A review of the book Traditional Architecture: Timeless Building for the Twenty-First Century.
By Alireza Sagharchi and Lucien Steil; Foreword by HRH The Prince of Wales; Preface by Leon Krier
Rizzoli International Publications, New York; 320 pp; hardcover; over 350 full-color images; $65
ISBN: 978-0- 8478-4080-9
Reviewed by Clem Labine
Rizzoli has provided reassurance for any traditionalist architect who has felt that he or she was a lonely voice crying in a Modernist wilderness. This beautifully produced and lavishly illustrated volume refutes all the pejorative adjectives that Modernist critics gleefully attach to traditional designs and puts traditionalism on an equal theoretical and aesthetic footing with all the other fashionable “-isms” that mesmerize the brains of the world’s taste-makers at any given moment. Although this opus can be viewed as just another coffee-table book, it is really much more than that: It’s a valuable show-and-tell didactic piece that can demonstrate to any wavering client or building committee that modern traditional architecture has come out of the closet and achieved acceptance and respectability on a global scale.

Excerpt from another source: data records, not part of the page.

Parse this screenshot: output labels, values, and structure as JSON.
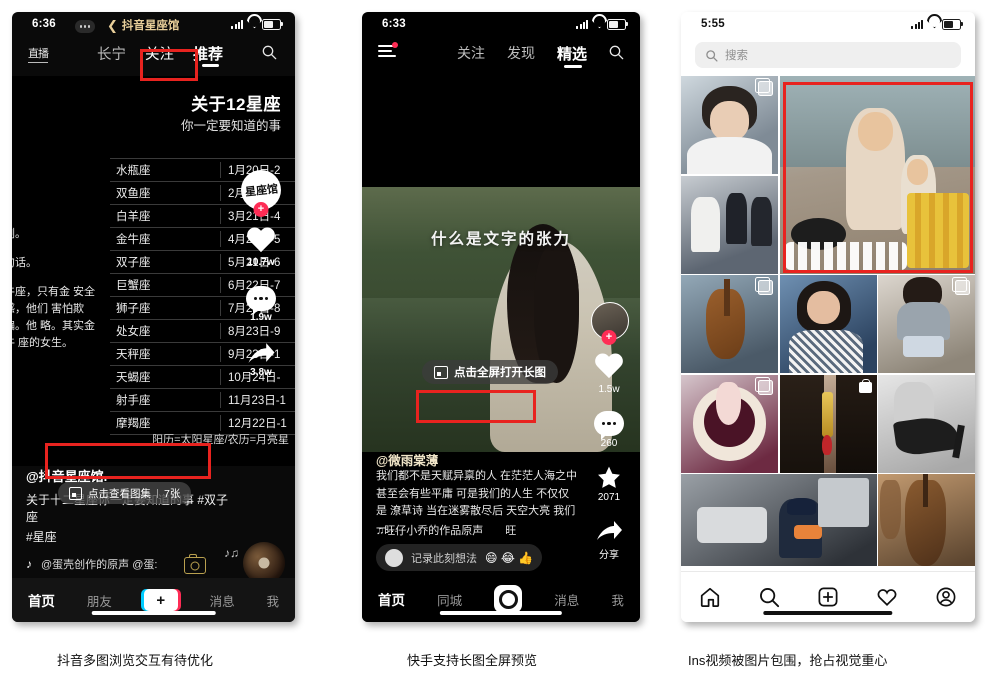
{
  "captions": {
    "phone1": "抖音多图浏览交互有待优化",
    "phone2": "快手支持长图全屏预览",
    "phone3": "Ins视频被图片包围，抢占视觉重心"
  },
  "phone1": {
    "app": "抖音",
    "status": {
      "time": "6:36"
    },
    "nav_title": "抖音星座馆",
    "back_chevron": "❮",
    "tabs": {
      "live": "直播",
      "items": [
        "长宁",
        "关注",
        "推荐"
      ],
      "active": "推荐",
      "highlighted": "关注"
    },
    "search_icon": "search-icon",
    "poster": {
      "title": "关于12星座",
      "subtitle": "你一定要知道的事",
      "rows": [
        {
          "sign": "水瓶座",
          "dates": "1月20日-2"
        },
        {
          "sign": "双鱼座",
          "dates": "2月19日-3"
        },
        {
          "sign": "白羊座",
          "dates": "3月21日-4"
        },
        {
          "sign": "金牛座",
          "dates": "4月20日-5"
        },
        {
          "sign": "双子座",
          "dates": "5月21日-6"
        },
        {
          "sign": "巨蟹座",
          "dates": "6月22日-7"
        },
        {
          "sign": "狮子座",
          "dates": "7月23日-8"
        },
        {
          "sign": "处女座",
          "dates": "8月23日-9"
        },
        {
          "sign": "天秤座",
          "dates": "9月23日-1"
        },
        {
          "sign": "天蝎座",
          "dates": "10月24日-"
        },
        {
          "sign": "射手座",
          "dates": "11月23日-1"
        },
        {
          "sign": "摩羯座",
          "dates": "12月22日-1"
        }
      ],
      "left_text_1": "剧。",
      "left_text_2": "句话。",
      "left_text_3": "牛座，只有金 安全感，他们 害怕欺骗。他 略。其实金牛 座的女生。",
      "footnote": "阳历=太阳星座/农历=月亮星"
    },
    "rail": {
      "avatar_label": "星座馆",
      "follow_plus": "+",
      "like_count": "10.7w",
      "comment_count": "1.9w",
      "share_count": "3.8w"
    },
    "gallery_chip": {
      "label": "点击查看图集",
      "count": "7张",
      "icon": "image-stack-icon"
    },
    "caption": {
      "user": "@抖音星座馆.",
      "desc_line1": "关于十二星座你一定要知道的事 #双子座",
      "desc_line2": "#星座",
      "music_note": "♪",
      "music_text": "@蛋壳创作的原声      @蛋:"
    },
    "bottom_nav": {
      "items": [
        "首页",
        "朋友",
        "消息",
        "我"
      ],
      "active": "首页",
      "plus": "+"
    }
  },
  "phone2": {
    "app": "快手",
    "status": {
      "time": "6:33"
    },
    "menu_icon": "hamburger-icon",
    "tabs": {
      "items": [
        "关注",
        "发现",
        "精选"
      ],
      "active": "精选"
    },
    "search_icon": "search-icon",
    "video": {
      "overlay_title": "什么是文字的张力"
    },
    "chip": {
      "label": "点击全屏打开长图",
      "icon": "long-image-icon"
    },
    "author": "@微雨棠薄",
    "desc": "我们都不是天赋异禀的人 在茫茫人海之中 甚至会有些平庸 可是我们的人生 不仅仅是 潦草诗 当在迷雾散尽后 天空大亮 我们一…",
    "sound": "♫旺仔小乔的作品原声　　旺",
    "comment": {
      "placeholder": "记录此刻想法",
      "emojis": "😄 😂 👍"
    },
    "rail": {
      "follow_plus": "+",
      "like_count": "1.5w",
      "comment_count": "260",
      "star_count": "2071",
      "share_label": "分享"
    },
    "bottom_nav": {
      "items": [
        "首页",
        "同城",
        "消息",
        "我"
      ],
      "active": "首页",
      "record_icon": "record-button-icon"
    }
  },
  "phone3": {
    "app": "Instagram",
    "status": {
      "time": "5:55"
    },
    "search": {
      "placeholder": "搜索",
      "icon": "search-icon"
    },
    "grid": {
      "cells": [
        {
          "name": "portrait-young-man",
          "badge": "reels",
          "g1": "#c9d2d8",
          "g2": "#8b97a1"
        },
        {
          "name": "cooking-video-big",
          "badge": "none",
          "g1": "#c8b9a2",
          "g2": "#7d6d58",
          "big": true
        },
        {
          "name": "group-sitting",
          "badge": "none",
          "g1": "#b7bcc2",
          "g2": "#5f6671"
        },
        {
          "name": "workshop-tools",
          "badge": "reels",
          "g1": "#8fa5b5",
          "g2": "#4d5b68"
        },
        {
          "name": "smiling-woman-blue",
          "badge": "none",
          "g1": "#6f8fb0",
          "g2": "#2f4763"
        },
        {
          "name": "woman-denim-shorts",
          "badge": "reels",
          "g1": "#cfc7bf",
          "g2": "#8d8579"
        },
        {
          "name": "dessert-pour",
          "badge": "reels",
          "g1": "#d8c8cd",
          "g2": "#5d2237"
        },
        {
          "name": "gold-earring-hair",
          "badge": "bag",
          "g1": "#cbb39e",
          "g2": "#6b513e"
        },
        {
          "name": "high-heel-shoe",
          "badge": "none",
          "g1": "#dcdcdc",
          "g2": "#9a9a9a"
        },
        {
          "name": "cctv-counter-clip",
          "badge": "none",
          "g1": "#8f9398",
          "g2": "#30343a",
          "span2": true
        },
        {
          "name": "cello-in-store",
          "badge": "none",
          "g1": "#b08f6b",
          "g2": "#5b4530"
        }
      ]
    },
    "bottom_nav": {
      "items": [
        "home-icon",
        "search-icon",
        "add-post-icon",
        "activity-heart-icon",
        "profile-icon"
      ]
    }
  },
  "annotations": {
    "accent_color": "#e8231f",
    "boxes": [
      {
        "name": "douyin-guanzhu-tab-highlight"
      },
      {
        "name": "douyin-gallery-chip-highlight"
      },
      {
        "name": "kuaishou-longimage-chip-highlight"
      },
      {
        "name": "instagram-video-cell-highlight"
      }
    ]
  }
}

This survey of the world’s contemporary traditionalism consists of two major sections. The first part, which gives the book its persuasive power, consists of nearly 300 pages of sumptuous full-color photographs of 130 projects in 33 countries, ranging from Australia to the U.S.A., and including such other countries such as England, the Netherlands, Spain, Bangladesh, Russia and Tunisia. When viewed as an entire collection, the photos show a breathtaking scope and diversity of traditionalism around the world – inspired by wide-ranging cultural, geographic and climactic variations.

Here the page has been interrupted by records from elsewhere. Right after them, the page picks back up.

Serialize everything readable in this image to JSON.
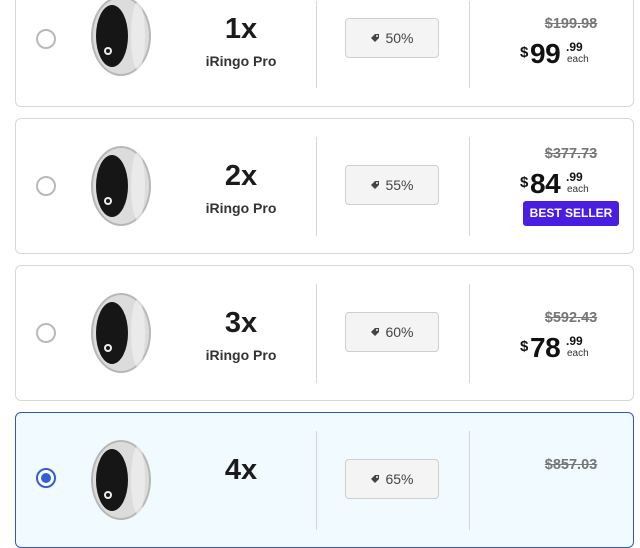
{
  "offers": [
    {
      "qty": "1x",
      "name": "iRingo Pro",
      "discount": "50%",
      "old_price": "$199.98",
      "currency": "$",
      "price_whole": "99",
      "price_cents": ".99",
      "unit": "each",
      "badge": "",
      "selected": false
    },
    {
      "qty": "2x",
      "name": "iRingo Pro",
      "discount": "55%",
      "old_price": "$377.73",
      "currency": "$",
      "price_whole": "84",
      "price_cents": ".99",
      "unit": "each",
      "badge": "BEST SELLER",
      "selected": false
    },
    {
      "qty": "3x",
      "name": "iRingo Pro",
      "discount": "60%",
      "old_price": "$592.43",
      "currency": "$",
      "price_whole": "78",
      "price_cents": ".99",
      "unit": "each",
      "badge": "",
      "selected": false
    },
    {
      "qty": "4x",
      "name": "",
      "discount": "65%",
      "old_price": "$857.03",
      "currency": "",
      "price_whole": "",
      "price_cents": "",
      "unit": "",
      "badge": "",
      "selected": true
    }
  ],
  "colors": {
    "accent": "#2f5fd0",
    "badge_bg": "#4a1ee0",
    "selected_bg": "#f1fbff"
  },
  "icons": {
    "discount": "tag-icon",
    "product": "ring-image"
  }
}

The photos vividly demonstrate the internal contradictions of Modernist ideology, for while preaching an eternal need for creativity and innovation, Modernism has managed to create cities around the world that have a numbing sameness. Shanghai looks like Manhattan on steroids. The authors show convincingly that there is growing push-back against homogenized global Modernism – with its intentional erasure of any historical sense of place.
On average there are 2-3 photos of each project plus a couple of paragraphs of description. The images are intended only to illustrate the traditional architectural character of each project and don’t get down to a granular level, such as drawings showing plans, details or elevations. But that is not a flaw in this context because the intent of this visual survey is to demonstrate the global march of traditionalism.

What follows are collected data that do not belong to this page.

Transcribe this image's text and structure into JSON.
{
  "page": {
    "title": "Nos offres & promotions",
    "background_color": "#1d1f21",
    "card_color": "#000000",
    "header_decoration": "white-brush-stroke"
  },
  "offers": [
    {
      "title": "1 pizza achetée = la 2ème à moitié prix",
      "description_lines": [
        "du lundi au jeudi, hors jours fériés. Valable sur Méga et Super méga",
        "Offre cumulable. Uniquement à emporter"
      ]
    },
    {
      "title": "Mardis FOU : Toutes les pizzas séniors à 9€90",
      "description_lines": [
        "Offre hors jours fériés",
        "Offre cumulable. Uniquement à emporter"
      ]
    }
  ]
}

The book’s second major part consists of several essays that set out the intellectual case for traditionalism. The Prince of Wales notes that the new traditionalism is an essential vehicle for passing on knowledge, skills and cultural continuity – values that hold societies together. Leon Krier makes the case that traditional architecture is not a historical but rather a technological heritage.
The book’s creators, Alireza Sagharchi and Lucien Steil, argue that traditional architects use local typology, technology and architectural elements that inevitably create innovative buildings that enhance and enrich the special character of their locality. Samir Younes, in the book’s principal essay, examines the intellectual lineage of modern traditional architecture and builds the theoretical armature on which the case for traditionalism as a valid contemporary option rests. He nicely epitomizes his case thusly: “Blindly repeating a tradition is an affront to reason. Blindly rejecting a tradition is also an affront to reason.”
Traditional Architecture offers an optimistic vision of a new breed of modern architects working with an awareness of sustainability, local culture and continuity of building crafts. These architects have the depth of understanding to enrich the future while honoring the past.